Now, these future rulers of the metaverse are in the sights of EU lawmakers, who say that strong data protection and antitrust laws make a company more competitive.
Not everyone agrees.

making guidelines

Some investors, developers, and businesspeople in the metaverse are concerned that EU legislation stifles innovation.

Rajahalme, the founder of FOV Ventures, tells a story about a panel discussion about how AI is changing in the US and China. Representatives from the EU who were there said that their goal was to become the best at regulating AI.

“That’s like if when you started manufacturing cars, the Europeans said we want to be the best at making stop signs,” he jokes.

Illenberger’s company creates custom virtual reality (VR) experiences for businesses. He has seen what happens when rules are too strict.

One problem came up because VR headsets use cameras that look outward to see what’s around them. So, they can easily break EU rules about getting permission from anyone who could be accidentally filmed at work.

Because of these risks, big companies like Siemens have set up VR rooms that make it harder for people to break the rules. Still, some businesses find these facilities inconvenient and others can’t afford them.

“It’s a nightmare to even use metaverse technologies in compliance with European data privacy laws,” he says. “You have to film your environment in order for the device to work.”

The reality of a European metaverse

Even though European companies can play important roles in the metaverse, Macron’s hope that they can compete with the biggest tech companies in the world is unrealistic.

Instead of fighting the companies that are already there, European companies might do better if they worked with them.
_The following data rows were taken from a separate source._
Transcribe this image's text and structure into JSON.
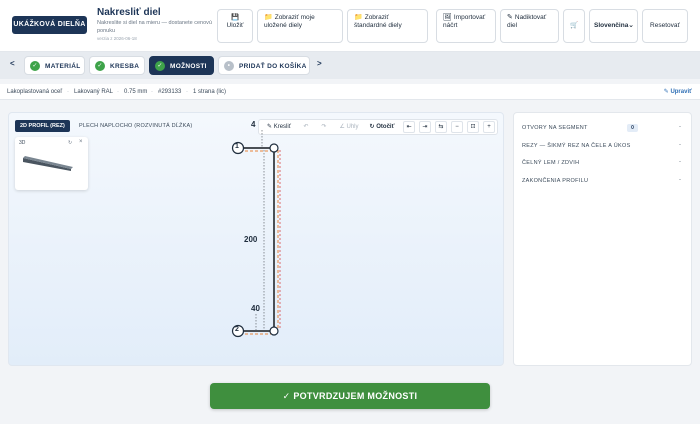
{
  "header": {
    "logo": "UKÁŽKOVÁ DIELŇA",
    "title": "Nakresliť diel",
    "subtitle": "Nakreslite si diel na mieru — dostanete cenovú ponuku",
    "version": "verzia z 2026-06-18",
    "buttons": {
      "save": "Uložiť",
      "saved_parts": "Zobraziť moje uložené diely",
      "standard_parts": "Zobraziť štandardné diely",
      "import": "Importovať náčrt",
      "sketch": "Nadiktovať diel",
      "reset": "Resetovať"
    },
    "language": "Slovenčina"
  },
  "steps": {
    "prev": "<",
    "next": ">",
    "items": [
      "MATERIÁL",
      "KRESBA",
      "MOŽNOSTI",
      "PRIDAŤ DO KOŠÍKA"
    ]
  },
  "spec": {
    "material": "Lakoplastovaná oceľ",
    "coating": "Lakovaný RAL",
    "thickness": "0.75 mm",
    "code": "#293133",
    "sides": "1 strana (lic)",
    "edit": "Upraviť"
  },
  "canvas": {
    "tab_2d": "2D PROFIL (REZ)",
    "tab_flat": "PLECH NAPLOCHO (ROZVINUTÁ DĹŽKA)",
    "mini_label": "3D",
    "toolbar": {
      "draw": "Kresliť",
      "angles": "Uhly",
      "rotate": "Otočiť"
    },
    "dims": {
      "top": "4",
      "middle": "200",
      "bottom": "40"
    },
    "points": [
      "1",
      "2"
    ]
  },
  "options": {
    "items": [
      {
        "label": "OTVORY NA SEGMENT",
        "badge": "0",
        "action": "-"
      },
      {
        "label": "REZY — ŠIKMÝ REZ NA ČELE A ÚKOS",
        "action": "-"
      },
      {
        "label": "ČELNÝ LEM / ZDVIH",
        "action": "-"
      },
      {
        "label": "ZAKONČENIA PROFILU",
        "action": "-"
      }
    ]
  },
  "confirm_label": "✓ POTVRDZUJEM MOŽNOSTI",
  "colors": {
    "brand": "#1d3557",
    "success": "#3f8f3e",
    "dash_orange": "#e8833a",
    "dash_red": "#d84a4a"
  }
}
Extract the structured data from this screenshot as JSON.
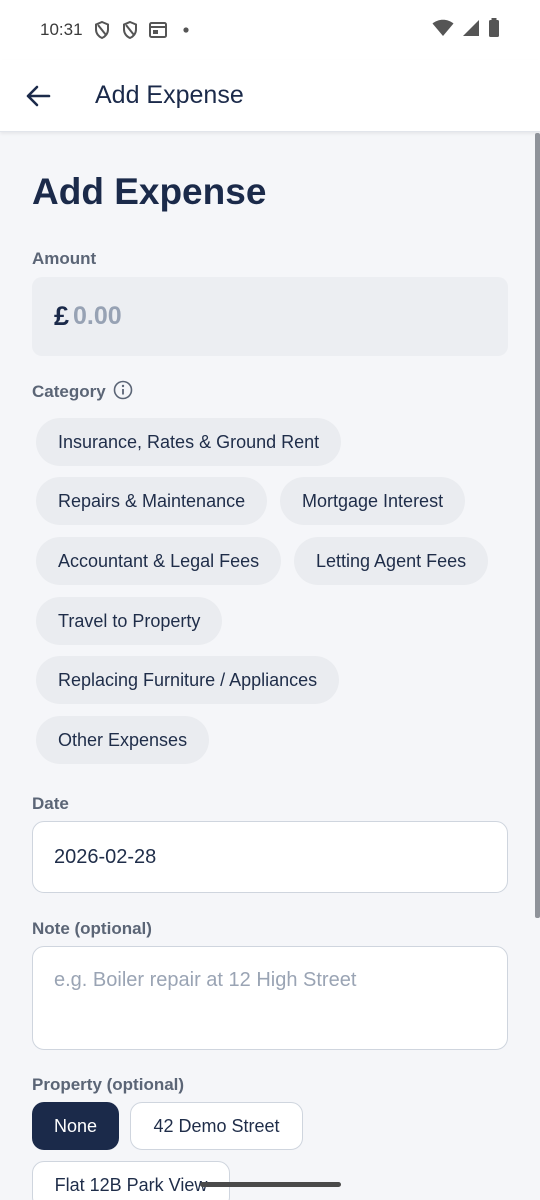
{
  "status_bar": {
    "time": "10:31",
    "icons": [
      "shield-icon",
      "shield-icon",
      "calendar-icon",
      "dot-icon"
    ],
    "right_icons": [
      "wifi-icon",
      "signal-icon",
      "battery-icon"
    ]
  },
  "app_bar": {
    "title": "Add Expense",
    "back_icon": "arrow-left-icon"
  },
  "page": {
    "heading": "Add Expense"
  },
  "amount": {
    "label": "Amount",
    "currency": "£",
    "placeholder": "0.00"
  },
  "category": {
    "label": "Category",
    "info_icon": "info-icon",
    "options": [
      "Insurance, Rates & Ground Rent",
      "Repairs & Maintenance",
      "Mortgage Interest",
      "Accountant & Legal Fees",
      "Letting Agent Fees",
      "Travel to Property",
      "Replacing Furniture / Appliances",
      "Other Expenses"
    ]
  },
  "date": {
    "label": "Date",
    "value": "2026-02-28"
  },
  "note": {
    "label": "Note (optional)",
    "placeholder": "e.g. Boiler repair at 12 High Street"
  },
  "property": {
    "label": "Property (optional)",
    "options": [
      "None",
      "42 Demo Street",
      "Flat 12B Park View"
    ],
    "selected": "None"
  },
  "colors": {
    "primary": "#1b2a4a",
    "chip_bg": "#eaecf0",
    "background": "#f5f6f9",
    "label": "#5b6576",
    "placeholder": "#97a2b4"
  }
}
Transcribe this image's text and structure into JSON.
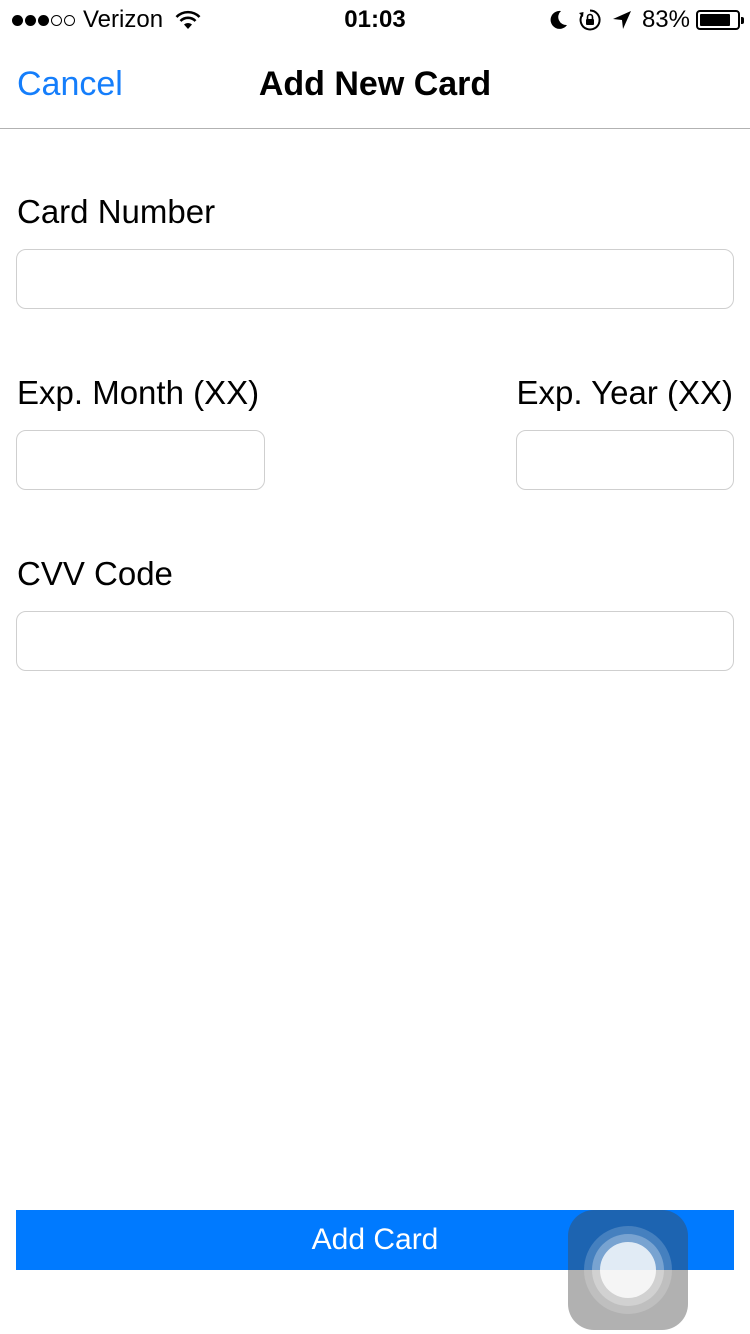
{
  "status_bar": {
    "carrier": "Verizon",
    "signal_bars_filled": 3,
    "signal_bars_total": 5,
    "time": "01:03",
    "battery_percent": "83%",
    "battery_level": 0.83,
    "icons": [
      "wifi-icon",
      "moon-icon",
      "rotation-lock-icon",
      "location-arrow-icon",
      "battery-icon"
    ]
  },
  "nav": {
    "cancel_label": "Cancel",
    "title": "Add New Card"
  },
  "form": {
    "card_number_label": "Card Number",
    "card_number_value": "",
    "exp_month_label": "Exp. Month (XX)",
    "exp_month_value": "",
    "exp_year_label": "Exp. Year (XX)",
    "exp_year_value": "",
    "cvv_label": "CVV Code",
    "cvv_value": ""
  },
  "actions": {
    "add_card_label": "Add Card"
  },
  "colors": {
    "accent": "#007aff",
    "link": "#157efb",
    "border": "#cfcfcf"
  }
}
For example, VRdirect has made a business out of helping people with headsets made by Meta, Pico, and HTC.

Illenberger says that the fragmented market offers opportunities for this kind of interoperability.

He’s also sure that strict EU rules will help his business because companies will hire him instead of Silicon Valley companies that don’t care much about the rules.

“To some extent, this is a competitive advantage for us,” he says. “But in terms of Europe as a region versus the US and Asia, it’s a big roadblock.’